Thursday, March 11, 2010

Long Beach Port Roundup: Top Exec Departs, Park Named for ILWU Leader

After serving just under a year as one of the top executives at the Port of Long Beach, managing director of trade relations and port operations Alex Cherin has announced he will leave the port to form his own law firm. His last day at the port is Friday.

Cherin joined the port in November 2007 as the Executive Officer to the Board of Harbor Commissioners and was appointed to his current position in April 2009. Cherin moved to the port from City Hall, where he served as Assistant City Auditor. Prior to joining the city in May 2006, Cherin practiced trade and maritime law for more than a decade.

In his managing director role, Cherin oversaw the Port's Trade Relations and Port Operations Bureau, which includes the Communications, Trade Relations, Security and Maintenance Divisions. 

Cherin has said he is unsure of what type of law he will practice, but he hopes to open his firm's doors in Long Beach within the next several months.

In other Port of Long Beach news, city and International Longshore and Warehouse Union officials gathered last week to rechristen the Queen Mary Events Park – located on port property adjacent to the RMS Queen Mary attraction – to the Harry Bridges Memorial Park in honor of the legendary ILWU leader. Bridges, a founder of the dockers' union in the 1930s who went on to lead the union for nearly 40 years, helped transform the numerous disjointed maritime unions on the West Coast into one of the most powerful blue-collar unions in the United States.

Also in Port of Long Beach news, it was revealed this week that the same federal district judge who approved a settlement between the port and the American Trucking Associations over the port's Clean Truck Program will hear a challenge seeking to invalidate the settlement.
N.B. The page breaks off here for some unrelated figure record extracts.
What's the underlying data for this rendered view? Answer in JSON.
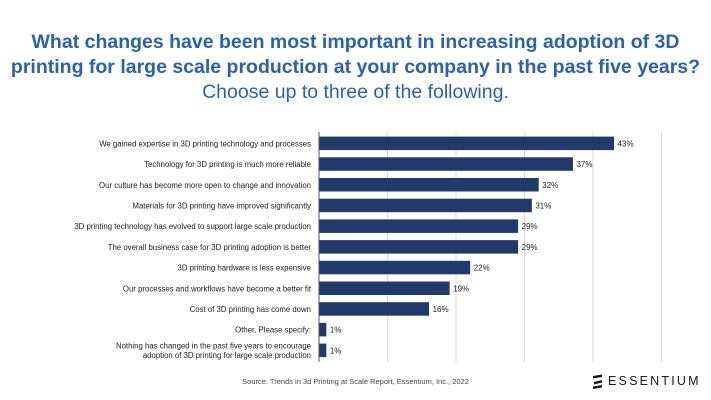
{
  "title_line1": "What changes have been most important in increasing adoption of 3D",
  "title_line2": "printing for large scale production at your company in the past five years?",
  "subtitle": "Choose up to three of the following.",
  "source": "Source: Trends in 3d Printing at Scale Report, Essentium, Inc., 2022",
  "brand": "ESSENTIUM",
  "colors": {
    "title": "#2a62b3",
    "bar": "#1f3a6b",
    "grid": "#d0d0d0"
  },
  "chart_data": {
    "type": "bar",
    "orientation": "horizontal",
    "categories": [
      [
        "We gained expertise in 3D printing technology and processes"
      ],
      [
        "Technology for 3D printing is much more reliable"
      ],
      [
        "Our culture has become more open to change and innovation"
      ],
      [
        "Materials for 3D printing have improved significantly"
      ],
      [
        "3D printing technology has evolved to support large scale production"
      ],
      [
        "The overall business case for 3D printing adoption is better"
      ],
      [
        "3D printing hardware is less expensive"
      ],
      [
        "Our processes and workflows have become a better fit"
      ],
      [
        "Cost of 3D printing has come down"
      ],
      [
        "Other. Please specify:"
      ],
      [
        "Nothing has changed in the past five years to encourage",
        "adoption of 3D printing for large scale production"
      ]
    ],
    "values": [
      43,
      37,
      32,
      31,
      29,
      29,
      22,
      19,
      16,
      1,
      1
    ],
    "value_labels": [
      "43%",
      "37%",
      "32%",
      "31%",
      "29%",
      "29%",
      "22%",
      "19%",
      "16%",
      "1%",
      "1%"
    ],
    "xlim": [
      0,
      50
    ],
    "grid": true
  }
}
The challenge was brought by the Long Beach Coalition for Good Jobs and a Healthy Economy who have referred to the port/ATA agreement as a "backroom" deal.

The court approved agreement, which removed the port from ongoing ATA litigation against the Southern California ports' Clean Truck Program, allowed the port to move forward with environmental aspects of the truck program but eliminated certain portions of the program objected to and challenged in court by the ATA. The neighboring Port of Los Angeles is still fighting the ATA in court over its version of the Clean Truck Program, a case which heads to the courtroom in April.